4G Data Is Now Rolling Out Faster

The pace of 4G data service roll-outs is about to pick up now that Verizon has announced that they will be turning on their 4G Long Term Evolution (LTE) data service in 38 metropolitan areas by the end of this year. The service will also be enabled for 60 major airports. Verizon says that they expect to be able to provide customers with 5 to 12 megabits per second (Mbps) download speeds and 2 to 5 Mbps upload speeds, which is significantly faster than current 3G speeds. Verizon has not provided any information about how much their 4G service will cost or when handsets that support LTE will be available, though the timing suggests new handsets for the Christmas shopping season.

Sprint was the first out of the gate to offer 4G data service that they have been rolling out in the United States during the past year. Sprint says the average downloads speeds on their 4G network is 3 to 6 Mbps with peaks of more than 10 Mbps. The Samsung Epic and HTC EVO are the two handsets, both running Android, that work on Sprint’s 4G network. Sprint also sells Mi-Fi and USB devices that work on their 4G network.

T-Mobile is rolling out their HSPA+ data service that can provide 4G speeds even though technically it is not a 4G service. T-Mobile’s service can theoretically reach 21 Mbps. Gizmodo ran tests throughout the country and saw speeds ranging from 3 Mbps to nearly 8 Mbps. T-Mobile just started selling the T-Mobile G2, which is their first handset that fully supports HSPA+ and they sell a USB device that works on the network.

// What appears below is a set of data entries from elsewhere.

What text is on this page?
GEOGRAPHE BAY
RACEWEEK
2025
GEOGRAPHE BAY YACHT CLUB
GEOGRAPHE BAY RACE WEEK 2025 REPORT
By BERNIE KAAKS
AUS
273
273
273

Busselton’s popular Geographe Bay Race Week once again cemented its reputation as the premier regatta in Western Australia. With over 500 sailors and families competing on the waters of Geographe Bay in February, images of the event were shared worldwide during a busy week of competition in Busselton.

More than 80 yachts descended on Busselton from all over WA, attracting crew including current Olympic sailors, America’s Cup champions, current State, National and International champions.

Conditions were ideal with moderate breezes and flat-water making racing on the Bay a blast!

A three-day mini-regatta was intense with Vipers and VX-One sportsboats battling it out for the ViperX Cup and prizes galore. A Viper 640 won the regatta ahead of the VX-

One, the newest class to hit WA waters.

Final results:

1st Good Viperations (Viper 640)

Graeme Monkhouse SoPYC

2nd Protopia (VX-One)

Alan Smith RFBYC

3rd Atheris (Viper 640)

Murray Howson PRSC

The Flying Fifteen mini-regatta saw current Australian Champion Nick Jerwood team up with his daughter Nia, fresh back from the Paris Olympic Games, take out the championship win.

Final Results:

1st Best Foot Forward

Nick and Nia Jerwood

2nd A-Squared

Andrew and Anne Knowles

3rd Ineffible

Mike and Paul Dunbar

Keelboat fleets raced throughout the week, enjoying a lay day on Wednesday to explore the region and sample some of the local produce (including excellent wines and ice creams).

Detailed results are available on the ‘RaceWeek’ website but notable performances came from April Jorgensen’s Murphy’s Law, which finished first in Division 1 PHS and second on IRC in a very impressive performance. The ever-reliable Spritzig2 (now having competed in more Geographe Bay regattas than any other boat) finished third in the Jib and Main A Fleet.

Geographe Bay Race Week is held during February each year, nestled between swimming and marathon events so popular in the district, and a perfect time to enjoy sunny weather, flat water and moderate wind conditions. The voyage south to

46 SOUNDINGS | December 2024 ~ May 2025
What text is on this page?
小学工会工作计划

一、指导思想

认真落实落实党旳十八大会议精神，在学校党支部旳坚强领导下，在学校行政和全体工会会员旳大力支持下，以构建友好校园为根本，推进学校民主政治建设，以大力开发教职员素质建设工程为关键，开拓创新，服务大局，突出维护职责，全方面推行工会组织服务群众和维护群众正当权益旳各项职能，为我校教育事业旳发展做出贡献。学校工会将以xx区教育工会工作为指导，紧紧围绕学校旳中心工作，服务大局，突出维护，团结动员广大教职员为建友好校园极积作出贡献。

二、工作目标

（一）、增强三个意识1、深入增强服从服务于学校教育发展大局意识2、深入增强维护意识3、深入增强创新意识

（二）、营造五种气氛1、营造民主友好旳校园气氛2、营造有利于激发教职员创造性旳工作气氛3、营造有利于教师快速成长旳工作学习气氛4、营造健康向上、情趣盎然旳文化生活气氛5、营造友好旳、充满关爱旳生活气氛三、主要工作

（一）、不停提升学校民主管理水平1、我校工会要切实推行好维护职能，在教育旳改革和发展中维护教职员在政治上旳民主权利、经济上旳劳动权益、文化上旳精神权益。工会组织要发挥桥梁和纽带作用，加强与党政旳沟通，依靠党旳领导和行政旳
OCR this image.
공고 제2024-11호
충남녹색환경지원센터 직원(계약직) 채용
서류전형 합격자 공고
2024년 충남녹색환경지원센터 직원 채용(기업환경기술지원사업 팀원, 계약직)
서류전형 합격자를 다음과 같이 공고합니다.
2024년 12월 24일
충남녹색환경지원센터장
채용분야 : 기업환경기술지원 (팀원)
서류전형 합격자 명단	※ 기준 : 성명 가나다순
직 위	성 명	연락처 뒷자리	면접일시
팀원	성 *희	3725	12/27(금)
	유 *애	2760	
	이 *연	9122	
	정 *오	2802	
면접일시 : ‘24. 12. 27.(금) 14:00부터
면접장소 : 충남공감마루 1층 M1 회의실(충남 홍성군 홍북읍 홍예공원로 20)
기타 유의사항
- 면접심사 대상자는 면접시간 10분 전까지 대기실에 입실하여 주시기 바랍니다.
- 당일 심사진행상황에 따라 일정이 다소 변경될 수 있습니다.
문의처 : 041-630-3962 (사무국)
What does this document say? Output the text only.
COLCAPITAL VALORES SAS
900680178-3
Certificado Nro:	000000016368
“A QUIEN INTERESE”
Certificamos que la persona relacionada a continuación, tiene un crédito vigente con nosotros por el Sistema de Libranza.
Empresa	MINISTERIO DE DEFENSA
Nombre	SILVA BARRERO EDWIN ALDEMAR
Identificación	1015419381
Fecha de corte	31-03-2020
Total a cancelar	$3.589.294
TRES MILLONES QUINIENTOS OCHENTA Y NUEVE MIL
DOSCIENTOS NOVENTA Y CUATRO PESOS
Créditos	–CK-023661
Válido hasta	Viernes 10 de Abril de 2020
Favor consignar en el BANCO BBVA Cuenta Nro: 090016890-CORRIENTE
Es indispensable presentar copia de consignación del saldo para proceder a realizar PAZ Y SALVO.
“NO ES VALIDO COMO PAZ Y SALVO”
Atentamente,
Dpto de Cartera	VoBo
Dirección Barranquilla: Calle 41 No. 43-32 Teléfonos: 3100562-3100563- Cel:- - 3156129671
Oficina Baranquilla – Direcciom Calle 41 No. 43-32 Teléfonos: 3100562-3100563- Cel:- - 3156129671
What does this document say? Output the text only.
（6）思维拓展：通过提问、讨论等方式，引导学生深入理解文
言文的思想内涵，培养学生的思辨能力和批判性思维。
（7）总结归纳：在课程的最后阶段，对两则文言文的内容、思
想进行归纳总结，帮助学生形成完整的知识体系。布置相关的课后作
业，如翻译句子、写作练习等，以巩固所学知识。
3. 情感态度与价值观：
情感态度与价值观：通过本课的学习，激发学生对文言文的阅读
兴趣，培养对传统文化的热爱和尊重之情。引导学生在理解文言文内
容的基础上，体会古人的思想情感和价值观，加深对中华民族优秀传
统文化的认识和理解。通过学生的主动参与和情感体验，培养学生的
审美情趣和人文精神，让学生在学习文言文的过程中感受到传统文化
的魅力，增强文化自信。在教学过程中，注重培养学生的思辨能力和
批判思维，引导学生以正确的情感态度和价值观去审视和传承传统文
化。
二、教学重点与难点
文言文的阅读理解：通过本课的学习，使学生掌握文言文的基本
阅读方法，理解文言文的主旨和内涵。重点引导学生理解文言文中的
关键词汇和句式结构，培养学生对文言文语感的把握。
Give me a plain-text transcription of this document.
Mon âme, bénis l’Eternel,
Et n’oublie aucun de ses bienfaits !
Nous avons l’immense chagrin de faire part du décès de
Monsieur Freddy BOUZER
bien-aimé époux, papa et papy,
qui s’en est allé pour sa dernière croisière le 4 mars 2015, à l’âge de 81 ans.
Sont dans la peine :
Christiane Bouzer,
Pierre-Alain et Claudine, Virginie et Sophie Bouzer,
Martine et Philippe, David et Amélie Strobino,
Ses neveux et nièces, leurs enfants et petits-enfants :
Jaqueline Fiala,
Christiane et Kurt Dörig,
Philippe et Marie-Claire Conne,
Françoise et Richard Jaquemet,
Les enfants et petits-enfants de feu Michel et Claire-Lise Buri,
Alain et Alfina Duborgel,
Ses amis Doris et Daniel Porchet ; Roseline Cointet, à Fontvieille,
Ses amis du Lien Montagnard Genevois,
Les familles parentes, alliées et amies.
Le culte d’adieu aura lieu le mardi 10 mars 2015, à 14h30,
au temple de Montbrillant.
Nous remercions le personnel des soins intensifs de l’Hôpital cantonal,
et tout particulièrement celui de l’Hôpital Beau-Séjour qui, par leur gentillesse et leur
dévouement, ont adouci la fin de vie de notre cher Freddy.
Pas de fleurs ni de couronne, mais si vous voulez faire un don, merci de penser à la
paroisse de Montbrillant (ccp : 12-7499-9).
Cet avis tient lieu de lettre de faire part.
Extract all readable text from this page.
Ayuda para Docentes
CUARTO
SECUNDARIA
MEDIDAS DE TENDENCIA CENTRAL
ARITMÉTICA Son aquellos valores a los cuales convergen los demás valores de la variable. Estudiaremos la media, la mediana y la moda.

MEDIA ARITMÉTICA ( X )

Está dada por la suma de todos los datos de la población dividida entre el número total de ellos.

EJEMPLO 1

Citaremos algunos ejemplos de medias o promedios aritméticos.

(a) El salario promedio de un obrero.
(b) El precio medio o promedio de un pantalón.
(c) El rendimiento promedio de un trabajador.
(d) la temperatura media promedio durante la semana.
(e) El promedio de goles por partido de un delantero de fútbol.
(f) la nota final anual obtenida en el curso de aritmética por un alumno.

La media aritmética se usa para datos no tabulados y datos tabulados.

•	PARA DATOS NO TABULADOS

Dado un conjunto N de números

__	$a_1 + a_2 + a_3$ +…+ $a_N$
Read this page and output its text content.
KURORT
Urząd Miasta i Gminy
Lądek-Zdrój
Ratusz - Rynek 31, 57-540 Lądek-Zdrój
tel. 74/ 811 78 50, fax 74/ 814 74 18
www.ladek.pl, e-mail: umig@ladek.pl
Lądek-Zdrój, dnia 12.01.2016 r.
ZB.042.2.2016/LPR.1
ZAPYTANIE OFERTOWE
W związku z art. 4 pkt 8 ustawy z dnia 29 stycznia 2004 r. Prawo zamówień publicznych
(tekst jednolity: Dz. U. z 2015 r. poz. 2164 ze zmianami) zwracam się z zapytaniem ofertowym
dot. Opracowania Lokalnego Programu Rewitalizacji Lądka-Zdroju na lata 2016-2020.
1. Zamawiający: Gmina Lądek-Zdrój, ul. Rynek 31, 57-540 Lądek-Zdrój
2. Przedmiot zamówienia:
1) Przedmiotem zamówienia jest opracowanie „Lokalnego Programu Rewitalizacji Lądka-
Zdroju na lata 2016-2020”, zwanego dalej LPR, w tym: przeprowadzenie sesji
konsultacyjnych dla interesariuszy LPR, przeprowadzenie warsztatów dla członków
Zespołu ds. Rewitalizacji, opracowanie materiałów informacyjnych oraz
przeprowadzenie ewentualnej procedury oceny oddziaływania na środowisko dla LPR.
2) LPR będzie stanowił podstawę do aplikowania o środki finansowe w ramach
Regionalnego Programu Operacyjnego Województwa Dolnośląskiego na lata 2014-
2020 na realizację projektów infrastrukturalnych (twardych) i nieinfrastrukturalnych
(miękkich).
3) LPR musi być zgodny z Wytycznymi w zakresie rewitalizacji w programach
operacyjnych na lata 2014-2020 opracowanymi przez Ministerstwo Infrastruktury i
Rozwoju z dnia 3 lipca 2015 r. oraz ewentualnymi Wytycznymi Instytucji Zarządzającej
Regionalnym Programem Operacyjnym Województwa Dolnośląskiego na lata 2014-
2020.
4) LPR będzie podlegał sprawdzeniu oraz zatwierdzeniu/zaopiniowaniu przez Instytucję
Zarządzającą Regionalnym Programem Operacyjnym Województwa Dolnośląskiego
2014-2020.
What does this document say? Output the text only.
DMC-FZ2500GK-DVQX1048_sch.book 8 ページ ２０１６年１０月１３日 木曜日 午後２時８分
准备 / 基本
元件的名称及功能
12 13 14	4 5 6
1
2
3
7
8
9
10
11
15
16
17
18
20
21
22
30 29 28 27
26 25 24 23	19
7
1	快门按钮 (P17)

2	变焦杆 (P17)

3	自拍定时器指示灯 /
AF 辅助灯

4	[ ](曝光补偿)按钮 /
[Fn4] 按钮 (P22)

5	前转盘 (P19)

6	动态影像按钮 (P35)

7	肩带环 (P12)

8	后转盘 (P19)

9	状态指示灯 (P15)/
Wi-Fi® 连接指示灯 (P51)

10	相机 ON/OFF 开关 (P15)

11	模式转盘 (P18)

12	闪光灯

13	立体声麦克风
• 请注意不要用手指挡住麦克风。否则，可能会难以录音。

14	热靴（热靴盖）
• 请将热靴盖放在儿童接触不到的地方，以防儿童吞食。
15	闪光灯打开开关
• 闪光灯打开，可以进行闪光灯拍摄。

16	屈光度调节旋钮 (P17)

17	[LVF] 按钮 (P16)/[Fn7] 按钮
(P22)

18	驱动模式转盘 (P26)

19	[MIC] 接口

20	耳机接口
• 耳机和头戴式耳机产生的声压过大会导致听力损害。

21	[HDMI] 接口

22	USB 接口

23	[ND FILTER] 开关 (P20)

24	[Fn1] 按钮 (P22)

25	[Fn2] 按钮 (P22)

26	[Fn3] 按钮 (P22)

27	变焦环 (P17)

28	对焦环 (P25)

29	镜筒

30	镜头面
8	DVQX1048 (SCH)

AT&T has rolled out a 7.2 Mbps upgrade to their service that provides a theoretical max speed of 7.2 Mbps and plans to rollout their 4G service in 2011. The 7.2 Mbps service was turned on in time for the iPhone 4 launch, and the service provides average download speeds of 2 to 3 Mbps. AT&T says the rollout of the 7.2 Mbps upgrade lays the foundation for their LTE upgrade that will occur next year and will provide average speeds of 7 to 10 Mbps.